My husband assures me, however, I'll be seeing the movie without him. This, the ultimate
chick flick, is decidedly not his thing. I don't care. I love what Elizabeth Gilbert pulled off.
No, not just the book deal. But how she saved herself and, country by country, claimed and
returned herself to herself more fully formed.

I love how her friend Giulio in Italy explains that every city, every person has a word. Rome's word is Sex; New York's is Achieve. When asked what her word is, Gilbert isn't sure but knows she'll recognize it when she sees it. In India, she barks her recognition while doing research at her guru's ashram. Here, she stumbles upon Antevasin: one who lives at the border. That's her word, she decides. So she can live on that shimmering line between old thinking and new understanding. An "in-betweener" who can always be in a state of learning.

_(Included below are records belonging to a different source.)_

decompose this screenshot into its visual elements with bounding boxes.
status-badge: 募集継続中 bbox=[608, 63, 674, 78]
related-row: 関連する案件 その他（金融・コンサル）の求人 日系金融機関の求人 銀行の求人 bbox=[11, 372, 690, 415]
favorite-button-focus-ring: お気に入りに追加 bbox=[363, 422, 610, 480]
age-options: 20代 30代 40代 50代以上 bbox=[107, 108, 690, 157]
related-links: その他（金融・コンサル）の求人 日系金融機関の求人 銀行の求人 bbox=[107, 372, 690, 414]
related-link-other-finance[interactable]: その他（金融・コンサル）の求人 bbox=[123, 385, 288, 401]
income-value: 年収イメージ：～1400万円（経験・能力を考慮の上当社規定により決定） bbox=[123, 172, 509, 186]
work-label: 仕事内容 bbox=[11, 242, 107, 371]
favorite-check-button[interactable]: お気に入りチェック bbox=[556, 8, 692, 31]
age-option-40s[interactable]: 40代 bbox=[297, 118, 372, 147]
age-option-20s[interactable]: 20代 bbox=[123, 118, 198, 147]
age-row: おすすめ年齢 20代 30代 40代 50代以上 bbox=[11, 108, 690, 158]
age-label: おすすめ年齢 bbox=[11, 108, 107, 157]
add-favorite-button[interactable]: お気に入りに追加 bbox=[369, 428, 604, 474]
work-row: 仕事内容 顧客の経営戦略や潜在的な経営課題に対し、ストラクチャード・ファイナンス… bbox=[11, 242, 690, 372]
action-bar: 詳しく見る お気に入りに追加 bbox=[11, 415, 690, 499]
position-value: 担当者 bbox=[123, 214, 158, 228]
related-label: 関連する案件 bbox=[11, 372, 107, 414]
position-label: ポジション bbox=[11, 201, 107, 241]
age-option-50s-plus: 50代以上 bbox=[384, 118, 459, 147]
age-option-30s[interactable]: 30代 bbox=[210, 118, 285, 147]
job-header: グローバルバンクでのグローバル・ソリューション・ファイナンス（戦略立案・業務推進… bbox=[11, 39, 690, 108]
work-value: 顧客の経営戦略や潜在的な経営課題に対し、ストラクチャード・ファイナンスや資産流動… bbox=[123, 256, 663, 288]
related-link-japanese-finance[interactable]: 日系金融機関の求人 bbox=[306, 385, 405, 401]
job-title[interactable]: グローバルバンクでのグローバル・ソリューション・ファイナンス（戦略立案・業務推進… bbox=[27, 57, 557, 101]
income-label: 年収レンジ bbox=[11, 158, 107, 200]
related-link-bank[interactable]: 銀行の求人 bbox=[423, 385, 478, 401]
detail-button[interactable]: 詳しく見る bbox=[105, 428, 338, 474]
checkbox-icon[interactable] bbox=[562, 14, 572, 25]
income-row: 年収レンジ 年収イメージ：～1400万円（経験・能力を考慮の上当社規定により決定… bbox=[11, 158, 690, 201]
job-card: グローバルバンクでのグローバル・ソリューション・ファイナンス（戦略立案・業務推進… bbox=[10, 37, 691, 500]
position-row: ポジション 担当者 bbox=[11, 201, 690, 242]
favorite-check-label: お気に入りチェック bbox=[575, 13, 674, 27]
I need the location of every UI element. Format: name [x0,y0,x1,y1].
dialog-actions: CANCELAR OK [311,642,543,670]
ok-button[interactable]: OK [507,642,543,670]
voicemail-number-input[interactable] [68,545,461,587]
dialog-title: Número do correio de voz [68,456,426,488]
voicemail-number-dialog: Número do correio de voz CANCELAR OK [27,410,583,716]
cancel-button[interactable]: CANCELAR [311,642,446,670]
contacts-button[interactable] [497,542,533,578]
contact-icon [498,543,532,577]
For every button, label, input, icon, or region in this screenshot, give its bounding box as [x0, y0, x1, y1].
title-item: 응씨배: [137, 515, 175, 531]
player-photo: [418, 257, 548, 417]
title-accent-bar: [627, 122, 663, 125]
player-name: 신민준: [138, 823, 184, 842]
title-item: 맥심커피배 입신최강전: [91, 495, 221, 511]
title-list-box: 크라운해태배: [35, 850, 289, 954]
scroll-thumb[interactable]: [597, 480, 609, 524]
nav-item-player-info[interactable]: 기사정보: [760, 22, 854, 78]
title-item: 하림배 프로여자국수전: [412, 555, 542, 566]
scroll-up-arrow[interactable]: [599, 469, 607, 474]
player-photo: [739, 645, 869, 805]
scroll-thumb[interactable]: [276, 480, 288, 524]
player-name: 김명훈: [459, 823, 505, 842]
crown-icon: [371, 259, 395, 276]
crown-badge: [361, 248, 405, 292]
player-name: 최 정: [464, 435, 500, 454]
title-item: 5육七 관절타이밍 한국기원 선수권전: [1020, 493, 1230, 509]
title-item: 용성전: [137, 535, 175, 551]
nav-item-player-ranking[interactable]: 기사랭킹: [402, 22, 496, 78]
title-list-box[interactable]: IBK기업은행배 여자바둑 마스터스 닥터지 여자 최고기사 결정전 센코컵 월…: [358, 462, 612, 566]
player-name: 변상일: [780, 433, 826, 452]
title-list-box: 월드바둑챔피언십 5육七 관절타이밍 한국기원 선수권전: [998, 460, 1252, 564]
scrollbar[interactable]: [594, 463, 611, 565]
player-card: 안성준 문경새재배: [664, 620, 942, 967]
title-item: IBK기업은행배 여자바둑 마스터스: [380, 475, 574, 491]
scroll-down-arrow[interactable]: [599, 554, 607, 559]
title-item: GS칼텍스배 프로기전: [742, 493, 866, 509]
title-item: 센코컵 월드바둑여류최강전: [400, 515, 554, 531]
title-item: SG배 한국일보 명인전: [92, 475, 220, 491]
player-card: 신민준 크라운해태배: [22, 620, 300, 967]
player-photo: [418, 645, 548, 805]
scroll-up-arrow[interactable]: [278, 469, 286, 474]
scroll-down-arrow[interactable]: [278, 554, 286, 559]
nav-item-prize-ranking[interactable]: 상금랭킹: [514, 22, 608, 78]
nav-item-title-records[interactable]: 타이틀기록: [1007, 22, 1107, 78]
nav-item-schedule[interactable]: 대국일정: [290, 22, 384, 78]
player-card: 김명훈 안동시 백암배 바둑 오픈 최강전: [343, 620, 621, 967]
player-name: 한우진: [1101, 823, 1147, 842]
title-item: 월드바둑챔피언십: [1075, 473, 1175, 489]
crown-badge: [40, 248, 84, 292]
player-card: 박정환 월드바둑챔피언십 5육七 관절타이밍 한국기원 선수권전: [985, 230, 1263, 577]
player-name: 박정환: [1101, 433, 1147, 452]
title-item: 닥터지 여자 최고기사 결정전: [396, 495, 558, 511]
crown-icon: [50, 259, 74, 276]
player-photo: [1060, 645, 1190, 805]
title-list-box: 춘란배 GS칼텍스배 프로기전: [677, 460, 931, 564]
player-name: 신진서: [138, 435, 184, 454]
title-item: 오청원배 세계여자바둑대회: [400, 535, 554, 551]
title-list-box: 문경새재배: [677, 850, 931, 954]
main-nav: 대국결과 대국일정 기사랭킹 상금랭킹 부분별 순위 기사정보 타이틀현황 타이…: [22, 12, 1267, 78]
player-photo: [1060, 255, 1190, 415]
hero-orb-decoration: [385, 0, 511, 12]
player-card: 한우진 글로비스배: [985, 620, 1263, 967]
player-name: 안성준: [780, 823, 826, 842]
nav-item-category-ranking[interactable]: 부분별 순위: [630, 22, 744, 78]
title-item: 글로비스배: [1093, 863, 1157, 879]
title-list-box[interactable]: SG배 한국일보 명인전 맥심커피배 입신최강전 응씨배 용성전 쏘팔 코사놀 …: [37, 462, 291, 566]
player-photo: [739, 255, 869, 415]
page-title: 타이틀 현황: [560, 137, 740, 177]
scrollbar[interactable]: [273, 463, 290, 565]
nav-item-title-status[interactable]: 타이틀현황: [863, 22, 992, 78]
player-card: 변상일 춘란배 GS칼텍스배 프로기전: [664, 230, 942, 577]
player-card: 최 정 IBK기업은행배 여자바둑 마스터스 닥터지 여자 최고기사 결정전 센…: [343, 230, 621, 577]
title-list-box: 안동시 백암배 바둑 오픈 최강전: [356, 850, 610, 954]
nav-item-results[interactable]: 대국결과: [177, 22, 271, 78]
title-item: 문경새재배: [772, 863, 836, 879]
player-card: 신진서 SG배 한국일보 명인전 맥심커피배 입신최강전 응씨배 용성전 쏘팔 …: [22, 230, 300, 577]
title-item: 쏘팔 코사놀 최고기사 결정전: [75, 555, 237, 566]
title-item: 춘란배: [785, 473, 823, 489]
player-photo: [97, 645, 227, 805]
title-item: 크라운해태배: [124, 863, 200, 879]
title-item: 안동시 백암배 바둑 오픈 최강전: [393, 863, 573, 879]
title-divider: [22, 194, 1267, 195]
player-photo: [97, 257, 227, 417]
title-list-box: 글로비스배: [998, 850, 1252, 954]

So I bring this simple question to a group of young creative writers who are always in a state
of learning too. Eight to 12-year-olds, ready with pencils in hand to play on the page. We talk about shape-shifting and how we don't have to be just one thing, and how we all have secret words inside of us that name who we are. We're not just our given names. But so much more. They immediately get what I'm saying. Kids are expert shape-shifters. We go around the circle. They're eager to claim their word and share it so it becomes real. The way they instantly know their word surprises and delights me. They don't wait or hesitate: "Firefly" "Black Mamba." "Shiny-Hologram." "Hider." "Seeker." "Great White Shark." "Star-Gazer." (We don't get hung up on whether they can use multiple words. This is about imagination, not rules.)

After our circle un-spirals, we say goodbye and I drive the highway home, wondering why so many adults -- whose only difference is a few more turns around the sun -- often take this what's-your-word question game so seriously. A few days later, I ask a man over the age of 45 what his word is and he looks at me as though it's a trick question. "What do you mean?" What word?" "Why?" My friend, J. laughs then says, "I'm not sure what I'm supposed to say."

It isn't a trick. My intention isn't to pull a fast one or put anyone on the spot. I'm not asking them to do anything. Are they worried they'll get their own word wrong? But oh how the right/wrong; good/bad; gold star/flunking grade mentality creeps up and slithers in. The imagination's drawbridge is yanked up; the mind's wild wandering mechanism shrinks. It happens to me too.

A sense of play and magical thinking is what's naturally alive in children. Poem making is a means for them to strengthen and explore that part of themselves that can instantly answer questions like "What's your word?" without a raisin's weight of fear.

A colleague once described the job of the poet-teacher in a child's education as someone who keeps that magical thing inside them alive and growing. And, in the case of older children, reviving it after it has succumbed to conditioning and desensitizing. In the case of the "What's your word?" question, I can see right away whose magic is still alive and whose is fading.

To trust, have wonder, experience mystery and joy is what we all need to keep opening to, in order to have instant and direct access to our word and the words of others. Not that questioning and skepticism don't have their place, but they must be in the service of something greater. In service to our creative literacy, which I consider a life-line to a better future.

"My word?" says my nine year-old son. "That's easy." He dribbles, fakes left, makes a reverse lay-up then answers, "Basketball!" Reflected in his eyes he's already jumping into his dream of playing in the NBA. When Livie who's mud-lucious and likes hiding in the garden is asked she smiles all shiny and instantly says, "Poetry."

My husband, who appreciates Elizabeth Gilbert's wit and writing style, but just didn't cotton to EPL, doesn't hesitate either: he tells me his word right away. I won't say what it is, but it suits him well.

So... what's your word? Don't know yet? There's plenty of time. Find it.